You are viewing a plain text version of this content. The canonical link for it is here.
Posted to user@mahout.apache.org by sam wu <sw...@gmail.com> on 2013/01/12 23:58:47 UTC
MIA code bug?(Resevoir sampling, RandomPointUtil.java)
Hi,
I think in MIA code, ch09, RandomPointUtil.java , chooseRandomPoints()
method is ?????
I guess we'd like to have uniform random sampling (like Resevoir Sampling)
--- old code
public static List<Vector> chooseRandomPoints(Iterable<Vector> vectors,
int k) {
List<Vector> chosenPoints = new ArrayList<Vector>(k);
Random random = RandomUtils.getRandom();
for (Vector value : vectors) {
int currentSize = chosenPoints.size();
if (currentSize < k) {
chosenPoints.add(value);
} else if (random.nextInt(currentSize + 1) == 0) { // with chance
1/(currentSize+1) pick new element
int indexToRemove = random.nextInt(currentSize); // evict one
chosen randomly
chosenPoints.remove(indexToRemove);
chosenPoints.add(value);
}
}
return chosenPoints;
}
--- suggested code
public static List<Vector> chooseRandomPoints(Iterable<Vector> vectors, intk) {
List<Vector> chosenPoints = new ArrayList<Vector>(k);
Random random = RandomUtils.getRandom();
// resevoir sampling
int totalSize = 0;
for (Vector value : vectors) {
totalSize++;
int currentSize = chosenPoints.size();
if (currentSize < k) {
chosenPoints.add(value);
} else if (random.nextInt(totalSize) < currentSize) { // with chance
k/totalSize, pick new element
int indexToRemove = random.nextInt(currentSize); // evict one
chosen randomly
chosenPoints.remove(indexToRemove);
chosenPoints.add(value);
}
}
return chosenPoints;
}
------
Am I right ?
Sam
Re: MIA code bug?(Resevoir sampling, RandomPointUtil.java)

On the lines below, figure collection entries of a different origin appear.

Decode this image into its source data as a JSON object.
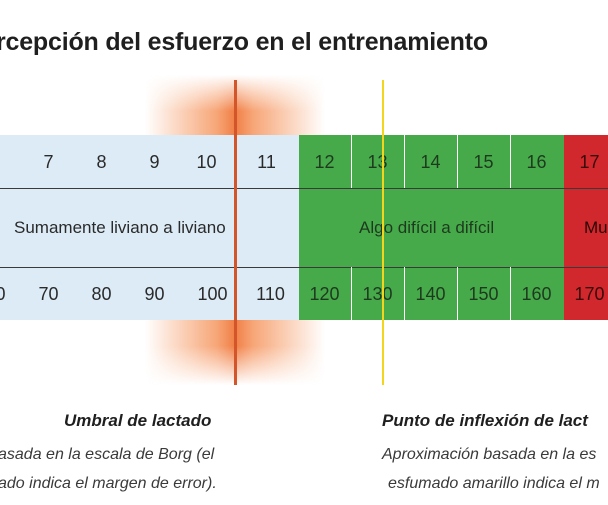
{
  "title": "rcepción del esfuerzo en el entrenamiento",
  "scale": {
    "borg": [
      "7",
      "8",
      "9",
      "10",
      "11",
      "12",
      "13",
      "14",
      "15",
      "16",
      "17"
    ],
    "heart_rate_partial_left": "0",
    "heart_rate": [
      "70",
      "80",
      "90",
      "100",
      "110",
      "120",
      "130",
      "140",
      "150",
      "160",
      "170"
    ]
  },
  "zones": [
    {
      "label": "Sumamente liviano a liviano",
      "color": "#dcebf6"
    },
    {
      "label": "Algo difícil a difícil",
      "color": "#47aa4a"
    },
    {
      "label": "Mu",
      "color": "#d0282c"
    }
  ],
  "markers": {
    "lactate": {
      "heading": "Umbral de lactado",
      "caption_line1": "asada en la escala de Borg (el",
      "caption_line2": "ado indica el margen de error).",
      "color": "#d2562a"
    },
    "inflection": {
      "heading": "Punto de inflexión de lact",
      "caption_line1": "Aproximación basada en la es",
      "caption_line2": "esfumado amarillo indica el m",
      "color": "#f2d51c"
    }
  }
}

Posted by Ted Dunning <te...@gmail.com>.
Looks like it.
Steps from here include:
1) file a JIRA
2) Can you produce a test case to make the case?
3) one of us commits the fix.
On Sat, Jan 12, 2013 at 2:58 PM, sam wu <sw...@gmail.com> wrote:
> Hi,
>
> I think in MIA code, ch09, RandomPointUtil.java , chooseRandomPoints()
> method is ?????
> I guess we'd like to have uniform random sampling (like Resevoir Sampling)
>
> --- old code
>
> public static List<Vector> chooseRandomPoints(Iterable<Vector> vectors,
> int k) {
>
> List<Vector> chosenPoints = new ArrayList<Vector>(k);
>
> Random random = RandomUtils.getRandom();
>
> for (Vector value : vectors) {
>
> int currentSize = chosenPoints.size();
>
> if (currentSize < k) {
>
> chosenPoints.add(value);
>
> } else if (random.nextInt(currentSize + 1) == 0) { // with chance
> 1/(currentSize+1) pick new element
>
> int indexToRemove = random.nextInt(currentSize); // evict one
> chosen randomly
>
> chosenPoints.remove(indexToRemove);
>
> chosenPoints.add(value);
>
> }
>
> }
>
> return chosenPoints;
>
> }
>
> --- suggested code
>
> public static List<Vector> chooseRandomPoints(Iterable<Vector> vectors,
> intk) {
>
> List<Vector> chosenPoints = new ArrayList<Vector>(k);
>
> Random random = RandomUtils.getRandom();
>
> // resevoir sampling
>
> int totalSize = 0;
>
> for (Vector value : vectors) {
>
> totalSize++;
>
> int currentSize = chosenPoints.size();
>
> if (currentSize < k) {
>
> chosenPoints.add(value);
>
> } else if (random.nextInt(totalSize) < currentSize) { // with chance
> k/totalSize, pick new element
>
> int indexToRemove = random.nextInt(currentSize); // evict one
> chosen randomly
>
> chosenPoints.remove(indexToRemove);
>
> chosenPoints.add(value);
>
> }
>
>
>
> }
>
> return chosenPoints;
>
> }
>
> ------
>
> Am I right ?
>
> Sam
>